The 'Domestic Production, Overseas Vehicle Export' light-asset model is being dismantled one by one by global trade barriers.

Domestic Market Also Under Pressure
In the first 5 months, domestic passenger car retail reached 7.1 million units, down nearly 20% year-on-year.
Although new energy penetration rate exceeded 63%, growth came entirely at the expense of fuel vehicle market share, with no incremental growth in the total market.
The price war has lasted 3 years; the industry average net profit margin in Q1 dropped to only 3.2%, with profit per vehicle less than 3,000 RMB.
Dealer inventory backlog exceeds 2.5 million units, and capacity utilization rate is below 70%.
Overseas tariffs raise overseas expansion costs, domestic price wars compress profit margins; squeezed from both ends, valuations naturally come down.
Time to Change Tactics
Top automakers have long abandoned the pure export route.

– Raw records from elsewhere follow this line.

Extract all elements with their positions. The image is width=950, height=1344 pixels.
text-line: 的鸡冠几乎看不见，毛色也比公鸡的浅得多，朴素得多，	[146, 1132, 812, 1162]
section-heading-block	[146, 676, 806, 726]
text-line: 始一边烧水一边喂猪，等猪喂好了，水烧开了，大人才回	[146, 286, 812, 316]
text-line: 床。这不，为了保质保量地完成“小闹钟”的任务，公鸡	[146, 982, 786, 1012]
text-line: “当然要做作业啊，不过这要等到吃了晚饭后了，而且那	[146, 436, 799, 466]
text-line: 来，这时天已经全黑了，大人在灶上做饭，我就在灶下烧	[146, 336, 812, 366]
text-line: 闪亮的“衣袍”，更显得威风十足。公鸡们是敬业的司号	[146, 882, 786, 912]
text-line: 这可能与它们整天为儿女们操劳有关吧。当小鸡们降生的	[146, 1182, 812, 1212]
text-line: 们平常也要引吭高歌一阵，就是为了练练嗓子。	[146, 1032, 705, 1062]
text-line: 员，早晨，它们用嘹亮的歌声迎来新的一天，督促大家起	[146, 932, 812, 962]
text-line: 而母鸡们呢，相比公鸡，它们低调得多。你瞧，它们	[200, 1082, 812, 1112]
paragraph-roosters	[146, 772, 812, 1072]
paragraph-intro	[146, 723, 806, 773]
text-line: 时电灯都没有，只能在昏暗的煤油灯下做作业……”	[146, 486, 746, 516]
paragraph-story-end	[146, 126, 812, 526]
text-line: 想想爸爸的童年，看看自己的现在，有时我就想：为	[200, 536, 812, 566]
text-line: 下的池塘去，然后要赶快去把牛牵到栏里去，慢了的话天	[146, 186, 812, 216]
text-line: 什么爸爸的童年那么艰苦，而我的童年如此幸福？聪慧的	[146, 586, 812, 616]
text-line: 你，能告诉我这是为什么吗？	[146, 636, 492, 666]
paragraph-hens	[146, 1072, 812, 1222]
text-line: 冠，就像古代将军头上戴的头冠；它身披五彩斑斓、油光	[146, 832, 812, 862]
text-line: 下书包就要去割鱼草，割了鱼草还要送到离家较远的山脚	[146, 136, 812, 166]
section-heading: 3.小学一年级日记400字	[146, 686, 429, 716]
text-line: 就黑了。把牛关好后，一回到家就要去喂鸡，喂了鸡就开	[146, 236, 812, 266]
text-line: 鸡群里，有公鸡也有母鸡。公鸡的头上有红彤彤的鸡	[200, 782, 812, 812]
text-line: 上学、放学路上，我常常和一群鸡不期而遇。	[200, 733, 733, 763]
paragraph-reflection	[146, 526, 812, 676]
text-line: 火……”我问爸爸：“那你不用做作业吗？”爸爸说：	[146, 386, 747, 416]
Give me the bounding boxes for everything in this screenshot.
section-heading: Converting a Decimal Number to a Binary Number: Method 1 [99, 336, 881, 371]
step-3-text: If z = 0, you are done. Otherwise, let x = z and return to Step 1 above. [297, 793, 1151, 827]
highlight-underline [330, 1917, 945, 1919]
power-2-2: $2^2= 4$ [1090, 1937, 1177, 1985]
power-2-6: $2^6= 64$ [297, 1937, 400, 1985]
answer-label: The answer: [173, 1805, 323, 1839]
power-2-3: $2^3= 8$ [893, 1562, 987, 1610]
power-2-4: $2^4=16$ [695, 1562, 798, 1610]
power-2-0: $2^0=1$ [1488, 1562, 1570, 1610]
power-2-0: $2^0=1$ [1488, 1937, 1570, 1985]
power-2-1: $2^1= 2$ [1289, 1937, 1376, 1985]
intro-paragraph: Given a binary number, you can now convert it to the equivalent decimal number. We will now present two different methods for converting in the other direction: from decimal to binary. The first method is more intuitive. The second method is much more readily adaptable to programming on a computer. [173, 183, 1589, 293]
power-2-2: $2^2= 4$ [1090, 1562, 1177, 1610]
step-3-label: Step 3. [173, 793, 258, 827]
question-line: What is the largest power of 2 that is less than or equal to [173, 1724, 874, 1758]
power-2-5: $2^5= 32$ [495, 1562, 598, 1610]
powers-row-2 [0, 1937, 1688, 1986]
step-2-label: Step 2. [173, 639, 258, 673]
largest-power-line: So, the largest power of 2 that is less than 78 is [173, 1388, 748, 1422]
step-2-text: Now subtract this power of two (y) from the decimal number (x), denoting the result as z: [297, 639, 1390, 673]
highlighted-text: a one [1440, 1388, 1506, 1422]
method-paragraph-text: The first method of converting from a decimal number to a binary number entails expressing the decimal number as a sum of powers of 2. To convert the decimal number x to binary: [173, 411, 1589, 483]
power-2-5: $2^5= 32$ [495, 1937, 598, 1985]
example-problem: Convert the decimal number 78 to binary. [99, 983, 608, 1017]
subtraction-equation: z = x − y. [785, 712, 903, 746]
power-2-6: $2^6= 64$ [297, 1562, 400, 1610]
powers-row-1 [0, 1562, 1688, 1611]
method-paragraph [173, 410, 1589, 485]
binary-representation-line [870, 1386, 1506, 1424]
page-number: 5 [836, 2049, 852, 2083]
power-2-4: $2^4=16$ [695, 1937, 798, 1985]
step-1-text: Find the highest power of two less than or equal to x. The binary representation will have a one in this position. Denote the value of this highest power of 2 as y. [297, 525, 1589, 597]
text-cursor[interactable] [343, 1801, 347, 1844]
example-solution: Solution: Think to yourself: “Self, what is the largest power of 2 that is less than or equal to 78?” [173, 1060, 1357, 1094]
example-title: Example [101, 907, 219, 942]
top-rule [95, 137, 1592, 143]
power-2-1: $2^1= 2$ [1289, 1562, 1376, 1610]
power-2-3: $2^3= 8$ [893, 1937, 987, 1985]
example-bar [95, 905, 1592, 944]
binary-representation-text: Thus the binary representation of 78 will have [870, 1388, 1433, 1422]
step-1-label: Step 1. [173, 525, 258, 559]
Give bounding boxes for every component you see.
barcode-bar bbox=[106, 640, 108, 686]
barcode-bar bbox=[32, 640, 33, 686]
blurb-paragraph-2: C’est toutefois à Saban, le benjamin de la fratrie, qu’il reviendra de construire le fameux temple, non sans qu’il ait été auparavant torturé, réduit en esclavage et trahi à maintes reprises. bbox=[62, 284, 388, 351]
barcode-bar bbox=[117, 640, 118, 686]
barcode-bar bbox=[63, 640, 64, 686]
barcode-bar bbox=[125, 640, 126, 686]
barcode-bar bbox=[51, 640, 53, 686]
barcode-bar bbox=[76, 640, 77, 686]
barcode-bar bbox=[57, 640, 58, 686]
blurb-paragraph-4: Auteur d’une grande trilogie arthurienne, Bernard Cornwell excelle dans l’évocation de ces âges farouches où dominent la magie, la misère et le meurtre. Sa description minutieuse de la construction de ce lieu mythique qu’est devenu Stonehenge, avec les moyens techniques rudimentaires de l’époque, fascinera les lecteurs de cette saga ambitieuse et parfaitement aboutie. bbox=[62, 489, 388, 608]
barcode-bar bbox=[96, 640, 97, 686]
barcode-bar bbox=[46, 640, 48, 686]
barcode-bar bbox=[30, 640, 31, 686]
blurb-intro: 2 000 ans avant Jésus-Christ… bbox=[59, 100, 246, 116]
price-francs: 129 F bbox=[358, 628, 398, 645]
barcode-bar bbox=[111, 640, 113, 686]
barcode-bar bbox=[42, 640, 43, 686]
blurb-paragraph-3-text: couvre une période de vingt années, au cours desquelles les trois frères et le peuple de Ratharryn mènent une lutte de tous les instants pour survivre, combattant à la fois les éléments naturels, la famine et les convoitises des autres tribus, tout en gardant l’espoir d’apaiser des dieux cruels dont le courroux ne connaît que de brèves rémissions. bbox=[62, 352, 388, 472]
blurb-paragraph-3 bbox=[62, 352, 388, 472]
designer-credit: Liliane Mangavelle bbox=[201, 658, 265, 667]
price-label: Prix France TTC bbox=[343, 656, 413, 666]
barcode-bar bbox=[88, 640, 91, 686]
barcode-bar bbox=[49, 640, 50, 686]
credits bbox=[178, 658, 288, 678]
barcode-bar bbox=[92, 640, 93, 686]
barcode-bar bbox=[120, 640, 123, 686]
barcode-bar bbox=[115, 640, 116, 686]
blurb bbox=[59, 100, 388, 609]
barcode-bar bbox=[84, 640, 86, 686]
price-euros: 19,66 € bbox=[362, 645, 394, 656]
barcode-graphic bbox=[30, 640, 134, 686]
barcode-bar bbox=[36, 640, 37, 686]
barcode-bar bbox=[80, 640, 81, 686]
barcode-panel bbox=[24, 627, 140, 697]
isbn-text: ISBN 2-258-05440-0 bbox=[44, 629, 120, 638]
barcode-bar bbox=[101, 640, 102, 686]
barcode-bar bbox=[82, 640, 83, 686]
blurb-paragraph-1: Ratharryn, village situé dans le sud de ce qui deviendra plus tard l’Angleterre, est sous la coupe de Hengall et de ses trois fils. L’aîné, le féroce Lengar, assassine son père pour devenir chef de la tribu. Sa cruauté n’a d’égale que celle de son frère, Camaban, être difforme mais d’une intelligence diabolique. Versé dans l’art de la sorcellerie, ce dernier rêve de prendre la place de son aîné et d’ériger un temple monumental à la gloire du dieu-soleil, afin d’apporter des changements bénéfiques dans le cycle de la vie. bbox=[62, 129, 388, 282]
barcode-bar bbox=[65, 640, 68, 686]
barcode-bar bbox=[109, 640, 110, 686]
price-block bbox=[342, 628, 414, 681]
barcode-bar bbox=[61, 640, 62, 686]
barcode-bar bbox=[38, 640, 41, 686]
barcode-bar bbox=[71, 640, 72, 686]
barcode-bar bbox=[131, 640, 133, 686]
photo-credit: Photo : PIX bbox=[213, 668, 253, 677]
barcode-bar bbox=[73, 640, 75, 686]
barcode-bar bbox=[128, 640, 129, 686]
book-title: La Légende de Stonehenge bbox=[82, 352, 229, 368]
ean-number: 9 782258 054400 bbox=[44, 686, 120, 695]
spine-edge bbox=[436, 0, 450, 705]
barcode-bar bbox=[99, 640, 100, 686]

BYD is building factories in Hungary, Thailand, and Brazil; Great Wall and SAIC are deeply cultivating Southeast Asia to drive supply chain localization; Leapmotor and NIO are entering Europe through cooperation models.
The shift from 'Complete Vehicle Export' to 'Localization Production + Supply Chain Overseas Expansion' is a transformation forced by this wave of barriers.
The 570 billion evaporation is not an emotional fluctuation, but the market re-pricing for the era of fierce competition.
Those who survive are the companies that can build factories globally, control costs, and sustain their brands.